Fit’n’Furry’s Canine Summer Safety Tips

Keeping your canine companion cool during these hot summer months is crucial to your pet’s health.  Dogs are very susceptible to dehydration and heat exhaustion, especially those “short-faced” breeds, such as pugs and bulldogs because of their vulnerable breathing ability. A canine’s only way of releasing heat is through the bottoms of their paws, where the sweat glands are located, and by panting. Even with these unique cooling systems, when temperatures climb, your pet may become overwhelmed, especially in humid conditions.

So what happens when dogs get too hot? The most common result is heatstroke. Symptoms of canine heatstroke can include an increase in heart rate, labored breathing, purplish gum color, weakness resulting in collapsing, and even seizures, coma, or sudden death can be an onset of heatstroke. Most cases involving canine heatstroke are a result of confinement to a non-ventilated area, such as a car. Temperatures inside a vehicle even with the windows rolled down can rise to above 120 degrees.

Heatstroke can also occur due to over-activity on hot days.

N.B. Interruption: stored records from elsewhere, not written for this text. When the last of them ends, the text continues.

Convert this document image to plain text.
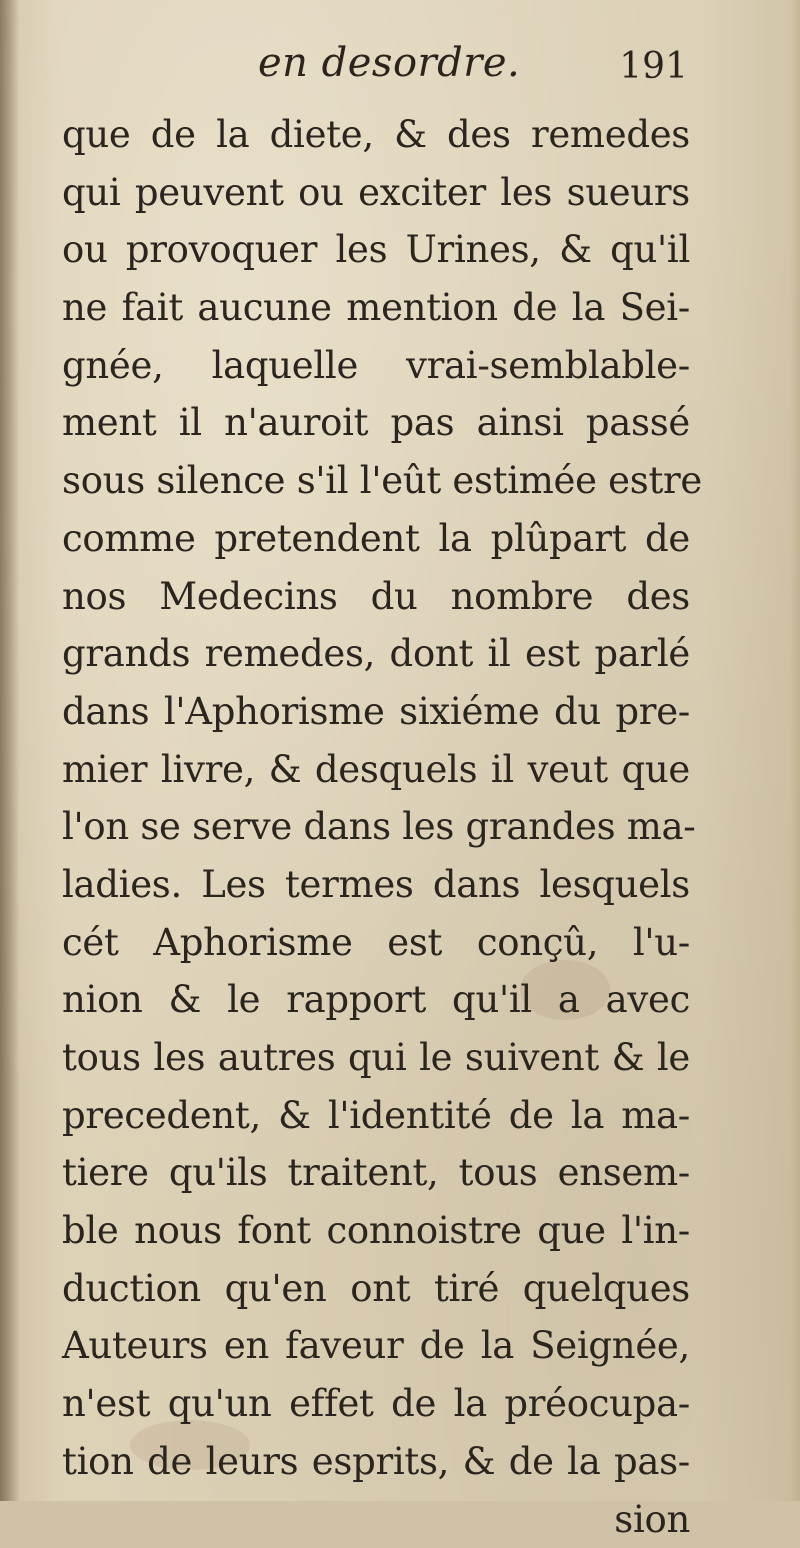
en desordre.	191
que de la diete, & des remedes
qui peuvent ou exciter les sueurs
ou provoquer les Urines, & qu'il
ne fait aucune mention de la Sei-
gnée, laquelle vrai-semblable-
ment il n'auroit pas ainsi passé
sous silence s'il l'eût estimée estre
comme pretendent la plûpart de
nos Medecins du nombre des
grands remedes, dont il est parlé
dans l'Aphorisme sixiéme du pre-
mier livre, & desquels il veut que
l'on se serve dans les grandes ma-
ladies. Les termes dans lesquels
cét Aphorisme est conçû, l'u-
nion & le rapport qu'il a avec
tous les autres qui le suivent & le
precedent, & l'identité de la ma-
tiere qu'ils traitent, tous ensem-
ble nous font connoistre que l'in-
duction qu'en ont tiré quelques
Auteurs en faveur de la Seignée,
n'est qu'un effet de la préocupa-
tion de leurs esprits, & de la pas-
sion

The excitement of chasing a ball or a Frisbee outweighs everything else in a dog mind. Your dog may not know when it’s time to stop playing and take a break, so be aware of your dog’s activity and breathing.

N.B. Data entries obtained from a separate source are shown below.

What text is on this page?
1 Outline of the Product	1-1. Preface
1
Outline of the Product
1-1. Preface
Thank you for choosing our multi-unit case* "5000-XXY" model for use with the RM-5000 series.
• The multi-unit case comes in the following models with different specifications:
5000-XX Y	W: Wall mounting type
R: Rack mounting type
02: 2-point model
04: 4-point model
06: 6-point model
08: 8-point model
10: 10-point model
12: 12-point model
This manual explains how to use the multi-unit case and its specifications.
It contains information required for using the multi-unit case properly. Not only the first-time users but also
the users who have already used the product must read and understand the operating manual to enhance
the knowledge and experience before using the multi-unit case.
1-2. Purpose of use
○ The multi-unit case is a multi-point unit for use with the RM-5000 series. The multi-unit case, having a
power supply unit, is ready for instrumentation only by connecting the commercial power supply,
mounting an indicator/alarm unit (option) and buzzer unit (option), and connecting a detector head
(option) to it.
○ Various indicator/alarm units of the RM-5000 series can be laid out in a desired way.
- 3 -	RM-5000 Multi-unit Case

Also keep in mind that you are wearing shoes to protect your feet from the hot surfaces on the ground but your pooch isn’t and the severe heat of pavement or sand on a hot summer day can be very damaging to their little pads. Most pet stores or boutiques will carry adjustable dog booties that come in different sizes to protect your dog’s paws. Dr. Nancy Kay, author of Speaking for Spot, suggests going for walks in the early morning or evening hours when temperatures are generally cooler.

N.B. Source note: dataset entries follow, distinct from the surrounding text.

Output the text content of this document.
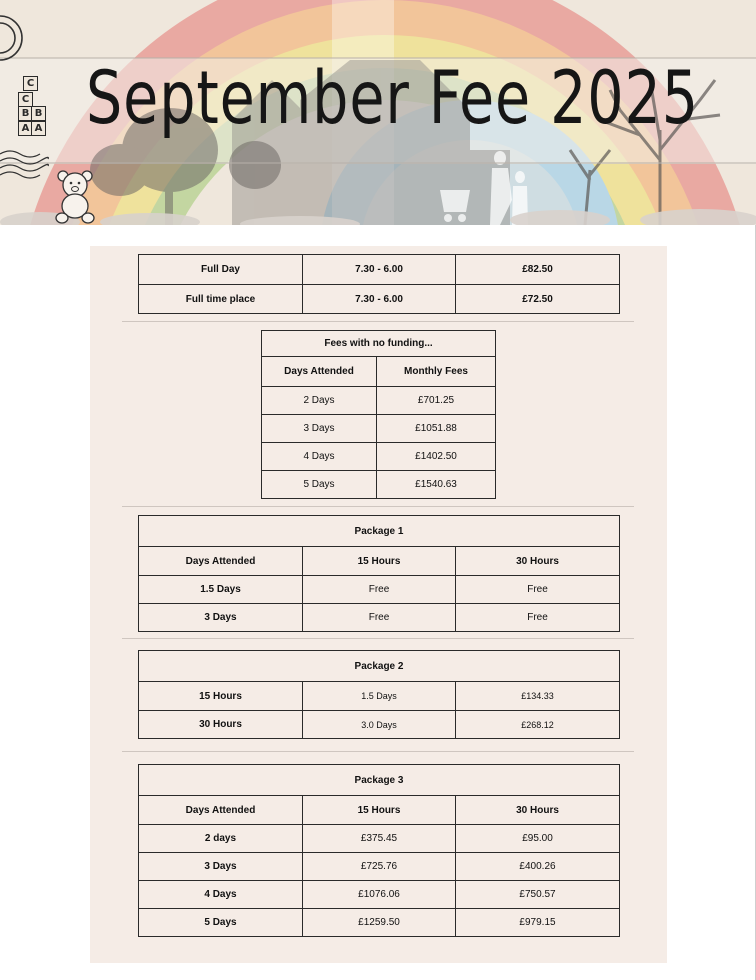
C
C
B B
A A September Fee 2025
Full Day	7.30 - 6.00	£82.50
Full time place	7.30 - 6.00	£72.50
Fees with no funding...	
Days Attended	Monthly Fees
2 Days	£701.25
3 Days	£1051.88
4 Days	£1402.50
5 Days	£1540.63
Package 1		
Days Attended	15 Hours	30 Hours
1.5 Days	Free	Free
3 Days	Free	Free
Package 2		
15 Hours	1.5 Days	£134.33
30 Hours	3.0 Days	£268.12
Package 3		
Days Attended	15 Hours	30 Hours
2 days	£375.45	£95.00
3 Days	£725.76	£400.26
4 Days	£1076.06	£750.57
5 Days	£1259.50	£979.15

Another suggestion Martha Stewart makes is putting Vaseline on the pads of your pooch to reduce its heat level.

Summertime and playtime go hand-in-hand for both humans and their beloved furry pals. We especially want to take them everywhere with us on our exciting adventures, but be advised that the best place for your pet is indoors. You may want to consider taking your canine companion to an indoor doggie play area where temperatures are controlled and your dog can be monitored. This would provide your pet with some fun exercise without getting overheated or burning their paws.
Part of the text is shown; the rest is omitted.